Current attempts to build fast, efficient, and maneuverable underwater vehicles have looked to nature for inspiration. However, they have all been based on traditional propulsive techniques, i.e. rotary motors. In the current study a promising and potentially revolutionary approach is taken that overcomes the limitations of these traditional methods-morphing structure concepts with integrated actuation and sensing. Inspiration for this work comes from the manta ray (Manta birostris) and other batoid fish. These creatures are highly maneuverable but are also able to cruise at high speeds over long distances. In this paper, the structural foundation for the biomimetic morphing wing is a tensegrity structure. A preliminary procedure is presented for developing morphing tensegrity structures that include actuating elements. A shape optimization method is used that determines actuator placement and actuation amount necessary to achieve the measured biological displacement field of a ray. Lastly, an experimental manta ray wing is presented that measures the static and dynamic pressure field acting on the ray's wings during a normal flapping cycle.

Paper Details

Date Published: 5 April 2006
PDF: 8 pages
Proc.
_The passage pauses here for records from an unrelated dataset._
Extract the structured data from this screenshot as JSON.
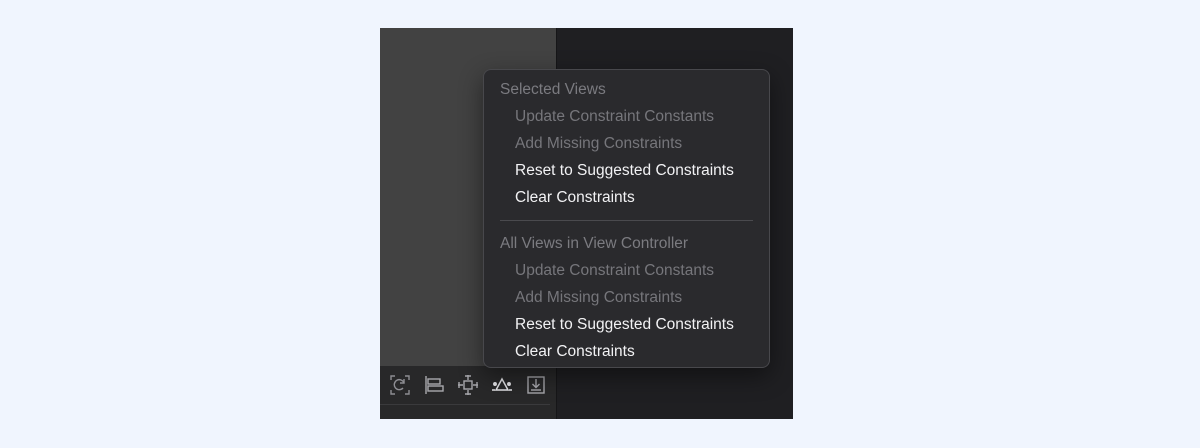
{
  "toolbar": {
    "icons": [
      {
        "name": "update-frames-icon"
      },
      {
        "name": "align-icon"
      },
      {
        "name": "add-constraints-icon"
      },
      {
        "name": "resolve-autolayout-issues-icon"
      },
      {
        "name": "embed-in-icon"
      }
    ]
  },
  "menu": {
    "selected_views": {
      "header": "Selected Views",
      "items": [
        {
          "label": "Update Constraint Constants",
          "enabled": false
        },
        {
          "label": "Add Missing Constraints",
          "enabled": false
        },
        {
          "label": "Reset to Suggested Constraints",
          "enabled": true
        },
        {
          "label": "Clear Constraints",
          "enabled": true
        }
      ]
    },
    "all_views": {
      "header": "All Views in View Controller",
      "items": [
        {
          "label": "Update Constraint Constants",
          "enabled": false
        },
        {
          "label": "Add Missing Constraints",
          "enabled": false
        },
        {
          "label": "Reset to Suggested Constraints",
          "enabled": true
        },
        {
          "label": "Clear Constraints",
          "enabled": true
        }
      ]
    }
  },
  "colors": {
    "canvas": "#424242",
    "menu_background": "#2a2a2d",
    "enabled_text": "#f2f2f4",
    "disabled_text": "#76767b"
  }
}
SPIE 6173, Smart Structures and Materials 2006: Smart Structures and Integrated Systems, 617313 (5 April 2006); doi: 10.1117/12.658930
Show Author Affiliations
Keith W. Moored, Univ. of Virginia (United States)
Stuart A. Taylor, Univ. of Virginia (United States)
Hilary Bart-Smith, Univ. of Virginia (United States)

Published in SPIE Proceedings Vol. 6173:
Smart Structures and Materials 2006: Smart Structures and Integrated Systems
Yuji Matsuzaki, Editor(s)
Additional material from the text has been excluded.